Upon reading “How Not To Lie with Statistics: Avoiding Common Mistakes in Quantitative Political Science” from Gary King, I stumbled into a section which proved that t-tests, ANOVA and Linear Regression are intimately related, both conceptually and algebraically. As a late-comer in statistics, one usually does not pay attention to these nuances. I decided to make a short simulation in R just to make sure my intuition was right.
set.seed(1)
income <- sample(1000:5000, 100, replace = T)
gender <- rep(c(1, 0), 50)
t <- t.test(income ~ gender)
unname(t$estimate[2] - t$estimate[1])
## [1] -30.2
coef(model <- lm(income ~ gender))
## (Intercept) gender
## 2941.66 -30.20
# The ANOVA model is actually computed through the lm
# call but we can use the anova() function to check if
# the differences are significant as well.
anova(model)
## Analysis of Variance Table
##
## Response: income
## Df Sum Sq Mean Sq F value Pr(>F)
## gender 1 22801 22801 0.0181 0.8932
## Residuals 98 123308676 1258252
It’s fun to find out about these things and prove that they make sense. However, the strength of linear models is that you can ‘adjust’ for other important variables and get an adjusted estimated difference.

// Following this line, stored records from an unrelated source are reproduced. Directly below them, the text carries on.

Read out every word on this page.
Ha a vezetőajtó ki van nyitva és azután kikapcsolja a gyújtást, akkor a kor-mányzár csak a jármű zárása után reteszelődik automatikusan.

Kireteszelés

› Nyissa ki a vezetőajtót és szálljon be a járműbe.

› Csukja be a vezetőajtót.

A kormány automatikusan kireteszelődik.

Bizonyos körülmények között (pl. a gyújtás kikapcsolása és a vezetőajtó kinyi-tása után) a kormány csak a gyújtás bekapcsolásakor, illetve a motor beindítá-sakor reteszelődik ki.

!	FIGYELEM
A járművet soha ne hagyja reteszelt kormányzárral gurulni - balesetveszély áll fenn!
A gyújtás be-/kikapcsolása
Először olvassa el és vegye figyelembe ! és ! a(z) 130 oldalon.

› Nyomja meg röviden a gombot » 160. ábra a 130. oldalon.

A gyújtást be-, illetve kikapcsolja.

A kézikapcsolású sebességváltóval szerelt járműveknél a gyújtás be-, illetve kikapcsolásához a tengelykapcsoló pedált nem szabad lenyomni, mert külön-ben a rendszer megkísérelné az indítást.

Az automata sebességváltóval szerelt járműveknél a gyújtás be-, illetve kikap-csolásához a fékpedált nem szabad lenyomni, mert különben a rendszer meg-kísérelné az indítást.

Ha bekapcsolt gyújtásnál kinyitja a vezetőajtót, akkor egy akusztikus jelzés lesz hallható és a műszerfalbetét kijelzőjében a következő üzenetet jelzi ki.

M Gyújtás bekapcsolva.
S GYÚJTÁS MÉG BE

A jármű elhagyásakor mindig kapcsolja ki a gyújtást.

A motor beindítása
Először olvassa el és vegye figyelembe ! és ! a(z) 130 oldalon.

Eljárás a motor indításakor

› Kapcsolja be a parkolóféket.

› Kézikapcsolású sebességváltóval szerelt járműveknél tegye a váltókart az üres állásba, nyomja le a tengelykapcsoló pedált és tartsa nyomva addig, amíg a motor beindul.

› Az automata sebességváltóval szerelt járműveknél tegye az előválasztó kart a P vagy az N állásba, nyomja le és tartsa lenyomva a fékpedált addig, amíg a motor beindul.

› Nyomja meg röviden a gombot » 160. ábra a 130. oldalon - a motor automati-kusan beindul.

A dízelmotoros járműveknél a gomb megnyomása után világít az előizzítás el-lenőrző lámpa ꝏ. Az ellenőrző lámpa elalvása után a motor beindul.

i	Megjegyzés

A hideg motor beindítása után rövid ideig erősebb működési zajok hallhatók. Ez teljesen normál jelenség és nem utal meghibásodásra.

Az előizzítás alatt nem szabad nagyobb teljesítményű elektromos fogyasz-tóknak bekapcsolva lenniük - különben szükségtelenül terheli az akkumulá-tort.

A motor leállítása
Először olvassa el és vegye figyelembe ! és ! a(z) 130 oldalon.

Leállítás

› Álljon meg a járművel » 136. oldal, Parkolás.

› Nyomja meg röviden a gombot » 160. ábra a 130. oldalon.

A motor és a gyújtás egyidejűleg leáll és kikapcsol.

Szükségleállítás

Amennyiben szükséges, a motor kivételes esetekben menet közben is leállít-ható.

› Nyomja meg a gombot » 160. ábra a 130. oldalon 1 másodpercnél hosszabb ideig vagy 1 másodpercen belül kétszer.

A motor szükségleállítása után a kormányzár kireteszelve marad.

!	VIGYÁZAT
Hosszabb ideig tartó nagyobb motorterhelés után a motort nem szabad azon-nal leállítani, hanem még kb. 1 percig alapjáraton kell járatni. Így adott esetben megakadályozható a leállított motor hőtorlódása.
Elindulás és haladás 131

Let’s add another variable called kids with the number of children per person and see how the difference changes.
kids <- sample(1:4, 100, replace = T)
lm(income ~ gender + kids)
##
## Call:
## lm(formula = income ~ gender + kids)
##
## Coefficients:
## (Intercept) gender kids
## 2859.54 -32.89 33.66
Well, we can now say that the difference in income between male and females is of about 200 adjusted for the number of children per person.